Along the way across Wyoming, we stopped at a monument that was part of the Mormon Trail, where a bunch of Mormons died making their way from England to Salt Lake City. The monument was to the importance of the handcart to the Mormons. Apparently, they built handcarts as both their livelihood and to use to get others to Salt Lake City through the treacherous terrain between Iowa/Nebraska and Salt Lake City. (Highway 80 now follows much of the original Mormon Trail, so we'd been on it for some time.)

It was more interesting than I thought it'd be, so we stayed awhile. Naturally, there was no one there except the LDS Elder that ran the place, so we had a personal tour guide of the whole thing. This guy, obviously quite a devout follower, had apparently been a Hell's Angel, riding through the area on his Harley with his wife the first time he came across the site. You'd never have guessed it to look at or talk with him now.

Our ultimate destination was Mount Rushmore (in western South Dakota), but we decided to spend the night in eastern Wyoming in a small town called Newcastle. The hotel in Newcastle was a small quiet affair with a friendly college kid at the front desk and small inn charm. This town was obviously used to having some tourism, but there was absolutely no one around this time of year.

Day Three

Had breakfast in a little cafe in Newcastle that was a former flour mill called Toomey's Mill. It looked like something out of a movie—old guys in cowboy boots with false teeth that craned their necks to see who the strangers were when we walked in. On to South Dakota, twenty-something miles to the east.

Our first stop on the way to Rushmore was another park called Jewel Caves.

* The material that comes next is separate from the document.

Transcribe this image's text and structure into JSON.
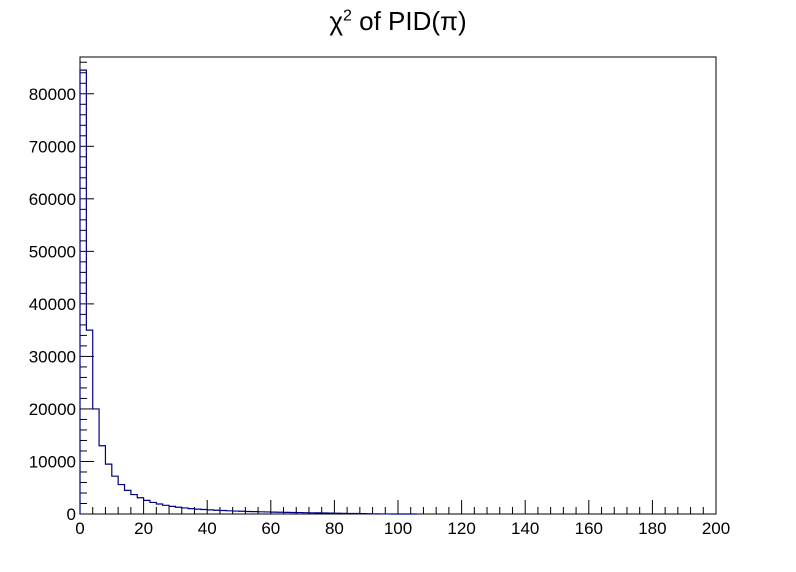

There's a tour of these underground caves that sounded great, but we missed it by half an hour. There's also supposed to be a spelunking thing you can do in the caves, but it doesn't start until the more touristy season starts. Speaking of the season, there is no one in this part of the country right now. Apparently that's because weather can be unpredictable until May. We lucked out though—blue skies and 75 degree highs.

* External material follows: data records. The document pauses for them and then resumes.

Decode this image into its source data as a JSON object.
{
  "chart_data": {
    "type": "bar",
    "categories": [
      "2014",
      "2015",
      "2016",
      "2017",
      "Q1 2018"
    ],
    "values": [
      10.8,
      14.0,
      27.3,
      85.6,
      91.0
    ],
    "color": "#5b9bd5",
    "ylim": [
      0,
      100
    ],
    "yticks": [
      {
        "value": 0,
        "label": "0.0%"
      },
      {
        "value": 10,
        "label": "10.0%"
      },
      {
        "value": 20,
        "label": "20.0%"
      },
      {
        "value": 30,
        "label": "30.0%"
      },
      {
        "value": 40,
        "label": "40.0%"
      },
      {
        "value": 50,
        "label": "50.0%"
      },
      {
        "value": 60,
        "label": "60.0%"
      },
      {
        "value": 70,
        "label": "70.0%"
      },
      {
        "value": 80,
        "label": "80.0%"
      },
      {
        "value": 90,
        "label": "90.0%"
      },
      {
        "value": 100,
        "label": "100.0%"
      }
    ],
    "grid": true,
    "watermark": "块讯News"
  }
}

Mount Rushmore was neat. The National Parks are all on "high security," which in the case of Mt. Rushmore meant lots of rangers with M-16s (!) searching all the cars and metal detectors to get in. Since there weren't very many people around, this wasn't a problem, but I can imagine that it would really slow things down in the prime season.

My first thought looking at Rushmore itself was that it was smaller than I'd imagined. Not that it's small, but it's just not as huge as I'd pictured in my head. It was still impressive, though.

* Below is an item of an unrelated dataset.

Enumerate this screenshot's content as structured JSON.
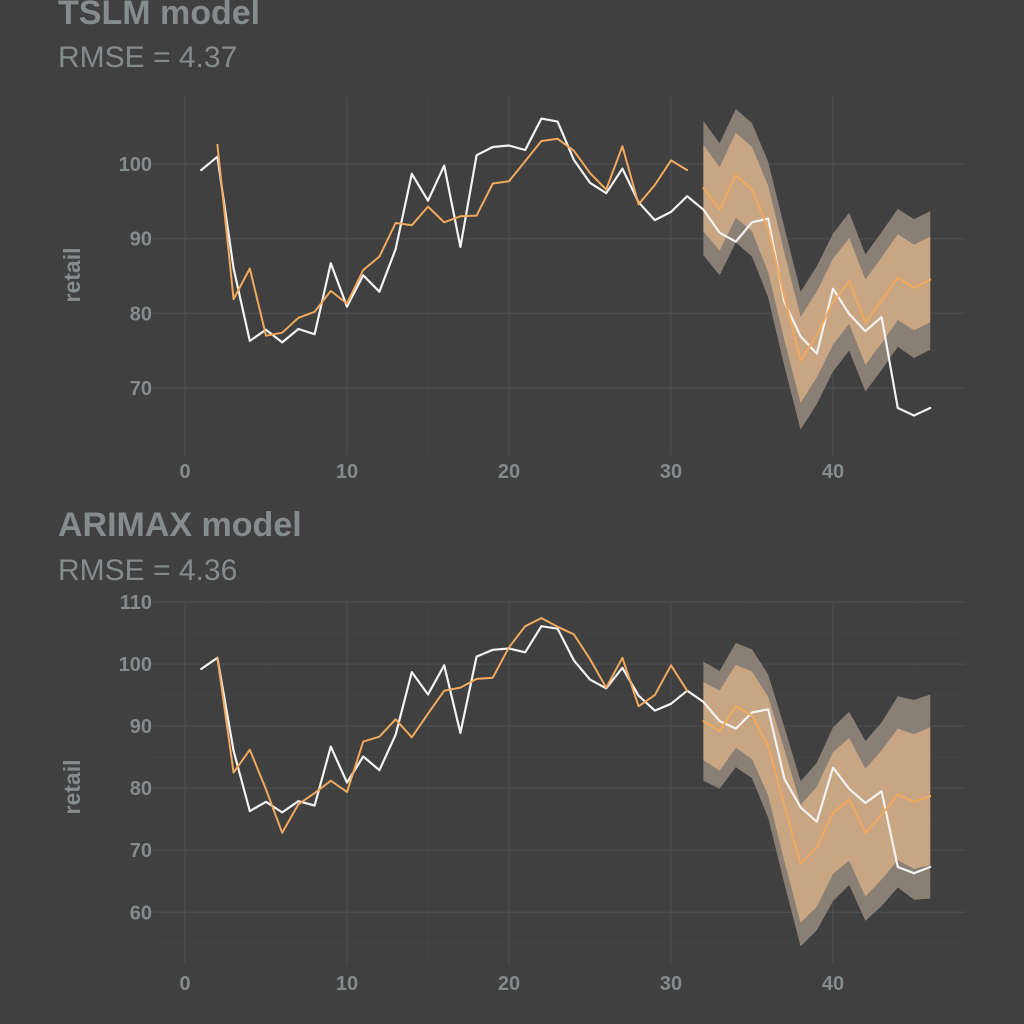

We decided to press on through South Dakota, rather than driving south to Nebraska as we'd originally planned. We drove to Badlands National Park in lower South Dakota. Badlands looks like you'd landed on the moon: chalky, cracked rolling hills. It's interesting, though, and was a pretty drive.

We crossed almost all of South Dakota, and stopped for dinner in a town called Mitchell. This little place called Chef Louie's, "Where Beef is King." They aren't kidding. I ordered BBQ Beef Ribs, and I swear that there were more than a foot-long rack of ribs. Meat falling off the bone and corn chowder for $14.99. Brought a tear to my eye that such a fine cow died for my culinary pleasure. Mmm.

From Sioux Falls, SD, we had to cross into Iowa and follow the Missouri River down to Council Bluffs, and then cross into Omaha, our ultimate destination for the day.